Livre III, chapitre 11

Livre III, chapitre 12

Livre IV, Chapitre 1


CHAPITRE XII.

Théorie de M. Ricardo sur la rente des terres.


On pourrait trouver que nous n’avons exposé que très-imparfaitement la nature et les développements de la richesse territoriale, si nous passions entièrement sous silence la doctrine nouvelle que vient de développer un écrivain qui jouit en Angleterre d’une grande célébrité ; doctrine absolument contraire à celle d'Adam Smith, et qui s'éloigne tellement de la nôtre que nous n'avons pas même eu l'occasion de la combattre en exposant nos propres principes. C'est celle que M. D. Ricardo a exposée dans son nouvel ouvrage des Principes de l'Économie politique et de l'Impôt, et que M. Say a réfutée en partie dans les excellentes notes qu'il a jointes à la traduction [1].

M. Ricardo établit en principe, qu'un parfait équilibre se maintient toujours entre les bénéfices de chaque espèce d'industrie, parce qu'aussitôt qu'une industrie quelconque est rendue moins lucrative que les autres par quelque circonstance accidentelle, ceux qui l’exerçaient l'abandonnent, tandis qu'ils se portent au contraire en foule vers celle dont les profits sont supérieurs. Il croit que, par ce mouvement constant des hommes et des capitaux, le niveau des bénéfices est maintenu dans toute la nation. Il en conclut que tous les fermiers font toujours un bénéfice égal sur toute espèce de terre ; car aucun d'eux ne voudrait cultiver les plus mauvaises, s'il ne trouvait à y gagner autant que sur les meilleures. Cet équilibre entre tous les fermiers est rétabli à ses yeux par le prix qu'ils paient pour leur fermage. Il suppose que ceux qui cultivent la plus mauvaise terre ne paient aucun fermage, et que le fermage de celles qui rendent davantage est toujours calculé sur le rapport de toutes les autres avec celle-ci, qui, pour lui, est le zéro de son échelle.
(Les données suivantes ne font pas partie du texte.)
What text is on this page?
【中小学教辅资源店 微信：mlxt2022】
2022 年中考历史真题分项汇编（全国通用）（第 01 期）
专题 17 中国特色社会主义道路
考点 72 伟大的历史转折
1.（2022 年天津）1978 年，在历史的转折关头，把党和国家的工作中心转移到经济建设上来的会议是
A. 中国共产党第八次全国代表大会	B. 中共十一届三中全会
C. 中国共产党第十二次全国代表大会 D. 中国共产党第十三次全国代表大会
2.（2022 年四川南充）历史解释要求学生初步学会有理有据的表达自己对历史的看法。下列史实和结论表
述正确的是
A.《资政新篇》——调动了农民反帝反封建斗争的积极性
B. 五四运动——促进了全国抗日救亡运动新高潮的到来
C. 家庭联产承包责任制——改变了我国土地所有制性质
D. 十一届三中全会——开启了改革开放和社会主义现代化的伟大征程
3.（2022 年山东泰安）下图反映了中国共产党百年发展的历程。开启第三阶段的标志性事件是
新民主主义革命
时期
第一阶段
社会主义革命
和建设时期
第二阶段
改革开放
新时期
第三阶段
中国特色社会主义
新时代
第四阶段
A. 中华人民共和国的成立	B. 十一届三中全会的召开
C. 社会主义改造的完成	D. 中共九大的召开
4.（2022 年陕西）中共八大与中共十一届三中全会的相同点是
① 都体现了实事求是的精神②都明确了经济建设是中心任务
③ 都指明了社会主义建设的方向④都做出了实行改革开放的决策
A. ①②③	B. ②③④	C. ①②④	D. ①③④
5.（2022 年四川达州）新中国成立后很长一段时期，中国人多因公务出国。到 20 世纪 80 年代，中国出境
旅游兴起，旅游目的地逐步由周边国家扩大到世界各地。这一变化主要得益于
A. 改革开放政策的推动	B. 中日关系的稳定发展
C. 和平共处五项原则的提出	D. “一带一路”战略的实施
Ainsi, lorsque un travail et un capital donnés feraient rendre à cette terre, la plus mauvaise de celles qu'on cultive, cent muids de blé, et que le même travail et le même capital feraient rendre à des terres de meilleure qualité cent dix, cent vingt, cent trente et cent quarante muids de blé, il estime que le fermage de chacune de celles-ci serait égal à la valeur précise de dix, vingt, trente et quarante muids de blé.

Après avoir réduit le fermage à la simple évaluation de la différence entre la faculté productive des diverses terres, M. Ricardo en tire diverses conclusions sur la manière dont les impôts sur le revenu net, sur le revenu brut et sur les denrées, affectent les diverses classes de la société ; ces conclusions ne nous paraissent point résulter de ses prémisses. Nous ne suivrons pas cependant ses raisonnements, quelque importants qu'en soient les résultats, parce que nous n'en admettons pas la base. Nous observerons aussi, en passant, que M. Ricardo, de même que tous les économistes anglais, considère le fermage comme l'unique moyen d'exploiter la richesse territoriale, tandis que, dans son pays même, des systèmes d'exploitation peut-être supérieurs se trouvent aussi en usage.
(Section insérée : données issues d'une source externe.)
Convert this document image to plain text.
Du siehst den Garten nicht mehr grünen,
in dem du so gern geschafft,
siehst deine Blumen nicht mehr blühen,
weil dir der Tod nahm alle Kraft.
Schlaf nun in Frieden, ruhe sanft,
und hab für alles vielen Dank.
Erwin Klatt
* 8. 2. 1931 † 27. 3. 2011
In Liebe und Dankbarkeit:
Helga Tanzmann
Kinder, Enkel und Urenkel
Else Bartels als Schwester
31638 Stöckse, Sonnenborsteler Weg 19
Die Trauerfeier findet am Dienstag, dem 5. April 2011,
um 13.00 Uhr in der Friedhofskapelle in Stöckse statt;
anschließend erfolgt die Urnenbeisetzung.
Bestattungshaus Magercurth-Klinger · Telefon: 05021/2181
Nous commencerons par protester que nous n'admettons nullement les bases du raisonnement de M. Ricardo, ou l'équilibre constant des profits dans toutes les industries. Nous croyons au contraire que, d'après l'impossibilité où se trouvent toujours les propriétaires de capitaux fixes de les réaliser et de changer leur destination, ils continuent à les faire travailler fort longtemps après que ces capitaux ne rendent plus qu'un revenu très-inférieur à tous les autres. Leur persistance dans les mêmes travaux est fortement augmentée encore par leur regret à perdre toute l'habileté qu'ils y ont acquise, et leur incapacité pour embrasser une autre vocation. Plus une classe est nombreuse, et plus cet obstacle est grand ; or, comme la retraite des ouvriers découragés est plus lente encore que le progrès des générations, l'équilibre ne se rétablit jamais. Les fermiers ne peuvent point à leur volonté devenir tisserands, les fermiers d'un district ne passent que très-difficilement à un autre ; et, s'il y a une chose prouvée par l'expérience, c'est que leurs profits ne sont point égaux dans toutes les provinces et sur toute nature de terre.
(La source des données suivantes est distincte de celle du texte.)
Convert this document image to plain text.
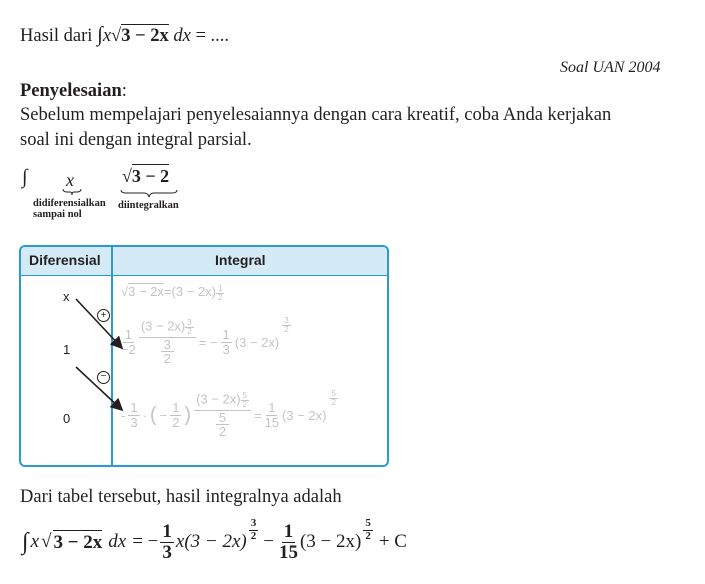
Hasil dari ∫x√3 − 2x dx = ....
Soal UAN 2004
Penyelesaian:
Sebelum mempelajari penyelesaiannya dengan cara kreatif, coba Anda kerjakan
soal ini dengan integral parsial.
∫ x	√3 − 2
didiferensialkan
sampai nol
diintegralkan
Diferensial	Integral
x
1
0
+
−
$√3 - 2x=(3 - 2x) \frac{1}{2}$
$\frac{1}{-2} \frac{(3 - 2x) \frac{3}{2}}{\frac{3}{2}}$ = − $\frac{1}{3} (3 - 2x)$
$\frac{3}{2}$
- $\frac{1}{3}$ · ( − $\frac{1}{2}$ ) $\frac{(3 - 2x) \frac{5}{2}}{\frac{5}{2}} = \frac{1}{15} (3 - 2x)$
$\frac{5}{2}$
Dari tabel tersebut, hasil integralnya adalah
∫ x √ 3 − 2x dx = − $\frac{1}{3} x(3 - 2x) \frac{3}{2} - \frac{1}{15} (3 - 2x) \frac{5}{2} + C$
Nous protesterons de même contre la supposition que les fermiers fassent habituellement la loi au propriétaire de terre. Il nous paraît que le plus souvent ils doivent la recevoir de lui. La quantité de terres affermables est limitée et ne peut pas s'accroître ; la quantité des capitaux et le nombre des bras offerts s'accroît indéfiniment, et il doit se trouver le plus souvent, dans la société, plus de gens qui demandent des terres à cultiver que de gens qui veulent en donner.

Mais, sans nous arrêter à ces différences essentielles, puisqu'elles attaquent tout le système de M. Ricardo, nous contesterons ses conclusions dans sa manière même de raisonner. Dès que l'augmentation d'une population douée d'un revenu avec lequel elle peut acheter sa subsistance, oblige à mettre un terrain en culture, elle assure à celui qui possède ce terrain le moyen de s'en faire payer l'usage. Si les terrains non cultivés et de mauvaise qualité n'appartenaient à personne, et si chacun indifféremment était libre de les mettre en culture, au moment où il croirait y trouver de l'avantage, le raisonnement de M. Ricardo serait fondé. Mais l'on sait bien que, dans tout pays civilisé, la totalité des terrains, bons et mauvais, cultivés et en friche, est appropriée, ou aux particuliers, ou aux communes ; que personne ne peut par conséquent les mettre en valeur sans acheter le consentement du propriétaire ; et que le prix de cet achat est ce qu'on nomme le fermage. En Amérique même, à l'extrémité des établissements occidentaux, où un pays neuf d'une immense étendue appelle sans cesse de nouveaux cultivateurs, on n'obtient la terre qu'en l'achetant des États au prix de deux dollars par acre. Ce prix est minime sans doute, mais enfin il représente le capital d'une rente tout-à-fait indépendante de la comparaison qu'établit M. Ricardo. La propriété de la terre est toujours quelque chose ; notre auteur a supposé qu'elle n'était rien. Il a appelé zéro le plus bas terme de son échelle de comparaison ; là où il a placé le zéro, il devait tout au moins placer l'unité.

Nous avons appelé produit brut l'ensemble de la récolte annuelle du sol, telle qu'elle doit être partagée entre tous ceux qui ont contribué à la faire naître, et produit net, la part de cette récolte qui revient au propriétaire après qu'il a acquitté les frais qui l'ont fait naître. Le produit net sert de base pour fixer la rente, quand la terre est affermée. Dans tout autre système d'exploitation, il représente toujours la valeur annuelle du droit de propriété.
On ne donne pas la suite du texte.